Treemap Example in Java
On this page (10sections)
Introduction
TreeMap is a classic Java console program that demonstrates the concept with complete source code and sample output. The Collections Framework provides ArrayList, HashMap, HashSet and related data structures.
This tutorial walks through the program line by line, explains how the logic works, and highlights best practices you can apply in your own code.
Definition
Maps are defined by the java.util.Map interface in Java. Maps are simple data structures that associate a key with a value. The element is the value. This lets the map be very flexible. If the key is the hash code of the element, the map is essentially a set.
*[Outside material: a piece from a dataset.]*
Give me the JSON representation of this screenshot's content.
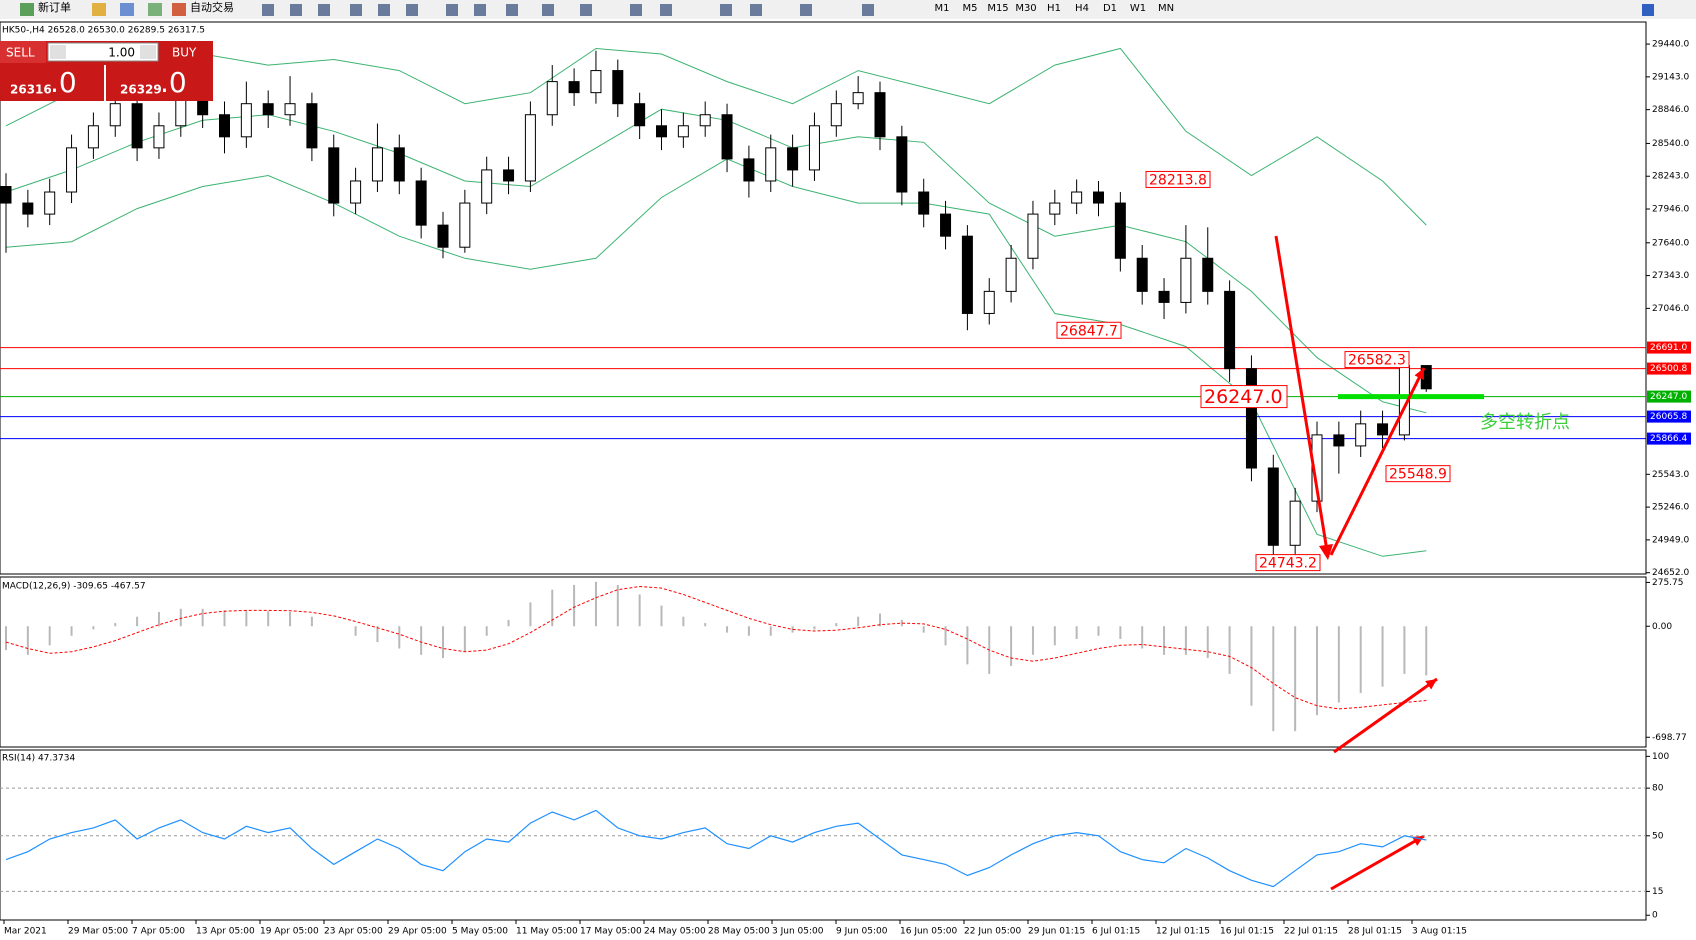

If it’s just an increasing number, it becomes a list. Methods can be called that find the key or map entry that’s closest to the given key in either direction. The map can also be reversed, and an iterator in reverse order can be generated from it. It’s implemented by java.util.TreeMap.
Syntax
TreeMap marks = new TreeMap();
TreeMap Example Program
import java.util.TreeMap;
public class TreeMapDemo {
public static void main(String[] args) {
TreeMap marks = new TreeMap();
marks.put("Student1", 120);
marks.put("Student2", 190);
marks.put("Student3", 89);
marks.put("Student4", 142);
for(String key: marks.keySet()){
System.out.println(key +" : "+ marks.get(key));
}
}
}
Sample Output
Student1 : 120
Student2 : 190
Student3 : 89
Student4 : 142
When to use
Use this treemap example when learning or revising core Java syntax.
How it works
-
Execution begins in the
mainmethod — the JVM calls this method when you run the class. -
import java.util.TreeMap;imports a class used later in the program. -
TreeMap marks = new TreeMap();updates a variable used in the calculation or output. -
A loop repeats the block until its condition becomes false.
-
A
println/printcall writes text to the console — part of the sample output below. -
Compare your console output with the sample output for TreeMap to confirm the program behaves correctly.
Best Practices
- Use meaningful variable and class names that describe their purpose.
- Compile and run the program locally — modify values to see how output changes.
- Read compiler errors carefully; they usually point to the exact line to fix.
Common Mistakes
- Copying code without understanding each line — practice by changing one statement at a time.
- Mismatching the public class name and the
.javafilename. - Forgetting semicolons at the end of statements.